Last week, attacks on three separate housing compounds in Riyadh, Saudi
Arabia, were undertaken by suicide bombers believed to be part of the al-Qaeda terror network. The attacks, excluding the suicide bombers, killed
25 people including eight Americans.
Saudi foreign policy adviser
Adel Al-Jubeir was quick to jump on the airwaves to condemn the attacks.
Al-Jubeir said, "Our hearts go out to all who have lost loved ones." In a
statement, Al-Jubeir also said, "We will fight the terrorists and those
who support them, with determination and vigor on all fronts."
Ever since the attacks of Sept. 11, 2001, and President Bush's
statement that "you are either with us or you're with the terrorists," the
eyes of many Americans have been fixed on Saudi Arabia, and one question
continues to be asked: Is Saudi Arabia a friend or a foe?
In a draft report by the Center for Strategic and International Studies
(CSIS) titled "Saudi Security and the War on Terrorism," the authors state
that Saudi Arabia "does not support international terrorism and has long
fought its own battles against internal extremist movements."
The authors
further state, "King Fahd, Crown Prince Abdullah, the Saudi Foreign
Minister, the Saudi Defense Minister, and the Saudi Minister of the
Interior, and other leading Saudi officials supported efforts to limit the
activities of Islamic extremists and terrorists long before September
11th."
The report claims that the Saudi government "does not seem to have
deliberately funded Islamic extremism or violence, with the exception of
support for the Afghans seeking to drive the Soviet Union out of
Afghanistan." But in the next sentence, the report describes Saudi support
for worldwide "Islamic fundamentalist causes."
According to CSIS: "[Saudi
Arabia] provided aid to Islamic movements and charities without properly
examining their true character and who then funneled the money into
extremist causes or that it attempted to buy off movements like the
Taliban in ways that ultimately led to the money being used in extremist
causes. It also has provided broader funding to elements of foreign
governments like the Taliban in Afghanistan and the ISI in Pakistan which
then use the money to support Islamic extremist and violent movements."
In a recently released report by the U.S. Commission on International
Religious Freedom (USCIRF), the commission states: "In addition to ongoing
and egregious violations of religious freedom inside Saudi Arabia,
activities that are financed or supported, directly or indirectly, by the
Saudi government to promote its interpretation of Islam, often referred to
as Wahhabism, outside of Saudi Arabia have raised some troubling questions
about that government’s role in promoting religious intolerance in other
countries toward both Muslims and non-Muslims in other countries."

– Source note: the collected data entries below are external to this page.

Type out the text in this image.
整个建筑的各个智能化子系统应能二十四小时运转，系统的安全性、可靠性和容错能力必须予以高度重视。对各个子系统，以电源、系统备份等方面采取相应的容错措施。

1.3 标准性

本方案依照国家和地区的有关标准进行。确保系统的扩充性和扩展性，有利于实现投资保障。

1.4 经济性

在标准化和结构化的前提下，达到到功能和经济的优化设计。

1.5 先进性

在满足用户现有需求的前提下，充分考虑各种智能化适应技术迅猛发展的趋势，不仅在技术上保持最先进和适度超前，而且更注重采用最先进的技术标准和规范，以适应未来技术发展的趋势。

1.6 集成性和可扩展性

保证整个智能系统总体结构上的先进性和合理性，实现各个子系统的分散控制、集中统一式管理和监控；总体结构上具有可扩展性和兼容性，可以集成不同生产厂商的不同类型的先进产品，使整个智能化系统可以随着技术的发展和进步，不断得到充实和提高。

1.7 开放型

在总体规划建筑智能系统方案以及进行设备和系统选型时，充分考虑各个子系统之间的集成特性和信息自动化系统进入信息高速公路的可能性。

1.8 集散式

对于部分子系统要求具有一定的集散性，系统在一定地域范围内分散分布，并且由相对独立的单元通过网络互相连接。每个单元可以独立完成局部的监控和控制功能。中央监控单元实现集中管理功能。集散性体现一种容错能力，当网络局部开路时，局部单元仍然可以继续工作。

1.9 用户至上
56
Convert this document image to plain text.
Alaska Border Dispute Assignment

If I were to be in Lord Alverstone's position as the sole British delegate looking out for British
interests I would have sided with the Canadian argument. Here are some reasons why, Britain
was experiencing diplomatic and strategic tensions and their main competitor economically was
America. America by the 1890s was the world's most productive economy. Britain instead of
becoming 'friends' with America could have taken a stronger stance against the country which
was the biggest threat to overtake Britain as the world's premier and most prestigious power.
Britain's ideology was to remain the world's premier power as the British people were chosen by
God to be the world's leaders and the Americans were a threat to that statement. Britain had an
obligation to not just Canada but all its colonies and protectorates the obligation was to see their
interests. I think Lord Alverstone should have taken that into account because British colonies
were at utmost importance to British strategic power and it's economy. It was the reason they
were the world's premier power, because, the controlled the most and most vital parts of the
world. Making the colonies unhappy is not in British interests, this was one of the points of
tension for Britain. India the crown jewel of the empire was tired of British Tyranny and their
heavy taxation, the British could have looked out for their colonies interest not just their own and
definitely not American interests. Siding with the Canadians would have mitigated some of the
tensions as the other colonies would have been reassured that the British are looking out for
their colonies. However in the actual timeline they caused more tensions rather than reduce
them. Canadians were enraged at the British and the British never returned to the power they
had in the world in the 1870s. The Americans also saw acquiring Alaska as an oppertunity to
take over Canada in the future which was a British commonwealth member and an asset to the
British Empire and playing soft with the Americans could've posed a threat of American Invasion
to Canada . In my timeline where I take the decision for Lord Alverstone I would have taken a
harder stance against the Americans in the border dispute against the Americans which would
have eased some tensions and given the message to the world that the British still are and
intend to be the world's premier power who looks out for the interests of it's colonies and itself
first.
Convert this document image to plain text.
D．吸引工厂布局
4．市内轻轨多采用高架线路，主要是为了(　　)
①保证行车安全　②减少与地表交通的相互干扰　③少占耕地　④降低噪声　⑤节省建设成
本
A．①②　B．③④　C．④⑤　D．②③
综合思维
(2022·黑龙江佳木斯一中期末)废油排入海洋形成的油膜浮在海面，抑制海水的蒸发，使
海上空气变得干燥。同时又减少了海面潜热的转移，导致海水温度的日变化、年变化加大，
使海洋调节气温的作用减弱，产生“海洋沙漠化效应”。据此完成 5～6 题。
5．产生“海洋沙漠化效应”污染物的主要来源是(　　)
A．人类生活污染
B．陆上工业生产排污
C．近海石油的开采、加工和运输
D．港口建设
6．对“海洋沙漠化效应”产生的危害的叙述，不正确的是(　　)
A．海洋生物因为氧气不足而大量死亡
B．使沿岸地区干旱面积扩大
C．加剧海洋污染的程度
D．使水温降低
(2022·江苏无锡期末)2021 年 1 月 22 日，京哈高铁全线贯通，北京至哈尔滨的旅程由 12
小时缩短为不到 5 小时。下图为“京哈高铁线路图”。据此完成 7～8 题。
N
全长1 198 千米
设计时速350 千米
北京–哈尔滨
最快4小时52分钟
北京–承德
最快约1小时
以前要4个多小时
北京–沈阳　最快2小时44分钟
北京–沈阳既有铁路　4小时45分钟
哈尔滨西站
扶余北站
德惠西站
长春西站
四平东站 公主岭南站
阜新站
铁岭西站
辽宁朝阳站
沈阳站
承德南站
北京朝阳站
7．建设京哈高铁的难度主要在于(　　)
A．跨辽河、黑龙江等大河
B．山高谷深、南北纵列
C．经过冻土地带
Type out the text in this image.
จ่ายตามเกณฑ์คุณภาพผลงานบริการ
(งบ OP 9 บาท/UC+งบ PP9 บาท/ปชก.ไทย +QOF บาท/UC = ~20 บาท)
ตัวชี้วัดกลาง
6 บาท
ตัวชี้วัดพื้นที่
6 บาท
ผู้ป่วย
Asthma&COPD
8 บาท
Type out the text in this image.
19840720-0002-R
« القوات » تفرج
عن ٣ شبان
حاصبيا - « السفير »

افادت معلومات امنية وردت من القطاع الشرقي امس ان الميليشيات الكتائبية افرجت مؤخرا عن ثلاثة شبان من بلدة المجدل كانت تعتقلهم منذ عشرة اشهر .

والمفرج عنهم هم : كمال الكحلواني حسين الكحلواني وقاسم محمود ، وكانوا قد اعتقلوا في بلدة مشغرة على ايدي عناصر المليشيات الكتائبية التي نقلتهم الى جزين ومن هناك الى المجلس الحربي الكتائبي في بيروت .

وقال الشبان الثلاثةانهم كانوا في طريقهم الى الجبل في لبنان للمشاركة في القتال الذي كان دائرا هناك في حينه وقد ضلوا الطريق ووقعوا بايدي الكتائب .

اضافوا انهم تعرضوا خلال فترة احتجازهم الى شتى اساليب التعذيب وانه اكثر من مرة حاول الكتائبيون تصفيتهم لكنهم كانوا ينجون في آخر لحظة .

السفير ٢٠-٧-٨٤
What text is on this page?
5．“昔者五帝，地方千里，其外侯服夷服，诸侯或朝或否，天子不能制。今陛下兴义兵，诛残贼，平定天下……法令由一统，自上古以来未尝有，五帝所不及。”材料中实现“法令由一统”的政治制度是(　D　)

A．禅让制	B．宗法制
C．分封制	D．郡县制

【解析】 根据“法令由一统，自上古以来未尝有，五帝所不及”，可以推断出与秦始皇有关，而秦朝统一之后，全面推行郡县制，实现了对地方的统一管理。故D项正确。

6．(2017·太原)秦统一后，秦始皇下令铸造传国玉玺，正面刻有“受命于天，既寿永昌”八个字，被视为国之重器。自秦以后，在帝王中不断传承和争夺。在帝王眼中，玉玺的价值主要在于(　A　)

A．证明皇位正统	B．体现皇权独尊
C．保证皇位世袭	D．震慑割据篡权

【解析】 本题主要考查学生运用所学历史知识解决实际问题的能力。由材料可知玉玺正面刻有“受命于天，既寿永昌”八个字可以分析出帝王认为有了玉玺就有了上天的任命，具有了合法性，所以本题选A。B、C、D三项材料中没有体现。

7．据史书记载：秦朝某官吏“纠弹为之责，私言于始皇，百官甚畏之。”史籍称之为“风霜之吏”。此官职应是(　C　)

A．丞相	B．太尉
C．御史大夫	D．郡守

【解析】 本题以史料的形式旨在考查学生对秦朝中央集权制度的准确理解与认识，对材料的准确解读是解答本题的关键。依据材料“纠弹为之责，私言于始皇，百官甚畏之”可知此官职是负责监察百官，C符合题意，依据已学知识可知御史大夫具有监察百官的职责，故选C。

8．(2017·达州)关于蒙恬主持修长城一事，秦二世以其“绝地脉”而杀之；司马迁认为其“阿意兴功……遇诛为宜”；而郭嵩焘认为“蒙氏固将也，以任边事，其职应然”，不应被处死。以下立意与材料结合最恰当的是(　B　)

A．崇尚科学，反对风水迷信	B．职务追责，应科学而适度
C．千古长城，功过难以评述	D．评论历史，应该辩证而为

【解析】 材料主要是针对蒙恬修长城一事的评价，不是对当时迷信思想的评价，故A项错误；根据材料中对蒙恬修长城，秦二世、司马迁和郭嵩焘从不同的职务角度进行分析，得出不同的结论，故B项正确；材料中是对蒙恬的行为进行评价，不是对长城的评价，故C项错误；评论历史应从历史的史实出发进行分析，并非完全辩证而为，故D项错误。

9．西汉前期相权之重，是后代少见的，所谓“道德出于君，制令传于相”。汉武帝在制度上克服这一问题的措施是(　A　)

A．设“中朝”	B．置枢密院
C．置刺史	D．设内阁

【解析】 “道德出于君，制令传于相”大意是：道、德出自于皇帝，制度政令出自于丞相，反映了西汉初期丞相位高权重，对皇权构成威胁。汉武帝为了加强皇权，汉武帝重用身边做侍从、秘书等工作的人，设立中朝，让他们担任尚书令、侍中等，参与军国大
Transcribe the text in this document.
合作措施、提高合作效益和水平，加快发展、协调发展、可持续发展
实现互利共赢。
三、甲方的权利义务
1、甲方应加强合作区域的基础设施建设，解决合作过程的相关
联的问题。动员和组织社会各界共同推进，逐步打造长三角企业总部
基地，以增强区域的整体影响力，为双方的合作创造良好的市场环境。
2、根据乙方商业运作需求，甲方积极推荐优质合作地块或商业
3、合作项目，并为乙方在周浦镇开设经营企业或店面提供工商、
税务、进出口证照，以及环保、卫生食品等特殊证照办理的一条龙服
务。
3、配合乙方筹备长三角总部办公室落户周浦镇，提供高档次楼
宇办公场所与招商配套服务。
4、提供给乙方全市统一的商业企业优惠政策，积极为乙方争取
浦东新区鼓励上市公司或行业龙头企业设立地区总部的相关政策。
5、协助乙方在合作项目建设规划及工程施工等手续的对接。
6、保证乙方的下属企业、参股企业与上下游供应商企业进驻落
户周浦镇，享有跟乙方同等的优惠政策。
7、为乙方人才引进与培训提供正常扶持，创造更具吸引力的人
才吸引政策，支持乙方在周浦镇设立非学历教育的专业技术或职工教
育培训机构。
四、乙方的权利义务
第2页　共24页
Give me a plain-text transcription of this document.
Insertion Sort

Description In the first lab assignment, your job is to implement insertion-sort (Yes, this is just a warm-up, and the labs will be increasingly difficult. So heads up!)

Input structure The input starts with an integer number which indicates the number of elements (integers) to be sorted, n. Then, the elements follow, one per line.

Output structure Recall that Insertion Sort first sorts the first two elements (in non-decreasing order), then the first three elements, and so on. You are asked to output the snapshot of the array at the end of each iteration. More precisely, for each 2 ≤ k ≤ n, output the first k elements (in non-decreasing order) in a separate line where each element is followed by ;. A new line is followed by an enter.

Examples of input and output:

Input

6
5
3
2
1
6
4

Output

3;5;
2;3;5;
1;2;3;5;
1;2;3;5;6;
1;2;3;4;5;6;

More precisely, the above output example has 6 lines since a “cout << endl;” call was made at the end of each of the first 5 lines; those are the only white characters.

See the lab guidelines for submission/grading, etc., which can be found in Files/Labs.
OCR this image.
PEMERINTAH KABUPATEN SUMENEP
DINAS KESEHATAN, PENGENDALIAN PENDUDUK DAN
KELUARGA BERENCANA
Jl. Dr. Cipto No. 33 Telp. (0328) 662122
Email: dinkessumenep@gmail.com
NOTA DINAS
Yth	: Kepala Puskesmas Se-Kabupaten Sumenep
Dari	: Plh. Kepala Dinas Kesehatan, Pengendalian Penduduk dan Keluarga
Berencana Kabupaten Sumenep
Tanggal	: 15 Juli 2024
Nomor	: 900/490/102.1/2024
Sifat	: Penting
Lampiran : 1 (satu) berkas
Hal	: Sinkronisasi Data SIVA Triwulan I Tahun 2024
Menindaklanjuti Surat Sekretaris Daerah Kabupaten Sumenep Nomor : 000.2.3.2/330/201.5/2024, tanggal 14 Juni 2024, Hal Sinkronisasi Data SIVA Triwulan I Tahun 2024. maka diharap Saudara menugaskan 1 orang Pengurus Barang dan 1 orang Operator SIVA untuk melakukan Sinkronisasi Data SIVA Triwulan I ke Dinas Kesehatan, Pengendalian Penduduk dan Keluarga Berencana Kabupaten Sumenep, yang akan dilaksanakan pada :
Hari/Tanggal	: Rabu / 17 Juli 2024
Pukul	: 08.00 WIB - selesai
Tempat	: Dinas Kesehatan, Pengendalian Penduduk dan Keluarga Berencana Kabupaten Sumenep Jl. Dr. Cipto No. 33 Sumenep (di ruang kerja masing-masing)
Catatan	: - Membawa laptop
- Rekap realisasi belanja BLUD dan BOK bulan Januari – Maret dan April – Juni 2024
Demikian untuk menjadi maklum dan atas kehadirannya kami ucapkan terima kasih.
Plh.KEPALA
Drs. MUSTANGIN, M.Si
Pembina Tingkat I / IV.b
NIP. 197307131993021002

Speaking on NBC's "Meet the Press" on May 18, Al-Jubeir addressed
questions of Saudi funding of terrorism by saying: "[W]e are targeted by
al-Qaeda, they're coming after us. Their objective is to change and topple
the government in Saudi Arabia."
Al-Jubeir said that Saudi Arabia "has been effective in the war on
terrorism." Al-Jubeir went on to say that part of the problem with the
Saudi image is that "we don’t explain the steps that we’ve taken, and it
creates the impression that we’re not doing something."
In addressing a specific accusation of Saudi terror funding, Al-Jubeir
said: "When people say money from Princess Haifa made its way to the
hijackers, we have no evidence to that effect. She gave money to a
Jordanian lady who in turn may have given it to her husband. Her husband
may have had contact with them. That’s like saying Suntrust Banks is
involved in the financing of 9/11 because one of the hijackers had a bank
account there."
Despite growing concern over the actions (or lack thereof) of the Saudi
government to crack down on terrorism, the Bush administration has been
reluctant to deal sternly with the Saudi government. In September 2002,
the USCIRF sent a letter to Secretary of State Colin Powell recommending
that Saudi Arabia be placed on the list of "countries of particular
concern" (CPCs). A country on that list is said to be an "egregious
religious freedom violator." Despite the recommendation, Saudi Arabia was
not placed on the list.
In its report, the commission also noted its concern about "credible
reports that Saudis are funding, directly and indirectly, efforts to
propagate globally, including in the United States, a religious ideology
that promotes hate, intolerance, and other human rights violations, in
some cases violence, toward members of other religious groups, both Muslim
and non-Muslims."
In a post-9/11 world, promises are no longer enough. The lives of
innocent Americans cannot hang on idle talk. If Saudi Arabia is serious
about confronting terrorism, it must show it.
The 9/11 attackers were
mostly Saudi; the attacks in Riyadh were planned and orchestrated by
Saudis. If the Saudi government is not directly sponsoring terrorism,
then it needs to take a long look in the mirror and ask itself what kind
of environment exists in Saudi Arabia that fosters such hatred and disdain
that its countrymen would fly airliners into buildings or blow themselves
up in housing compounds.
It is time for Saudi Arabia to join the war on terror. It is also time
for the Bush administration to stop tap-dancing with a partner who wears a suicide-bomber belt.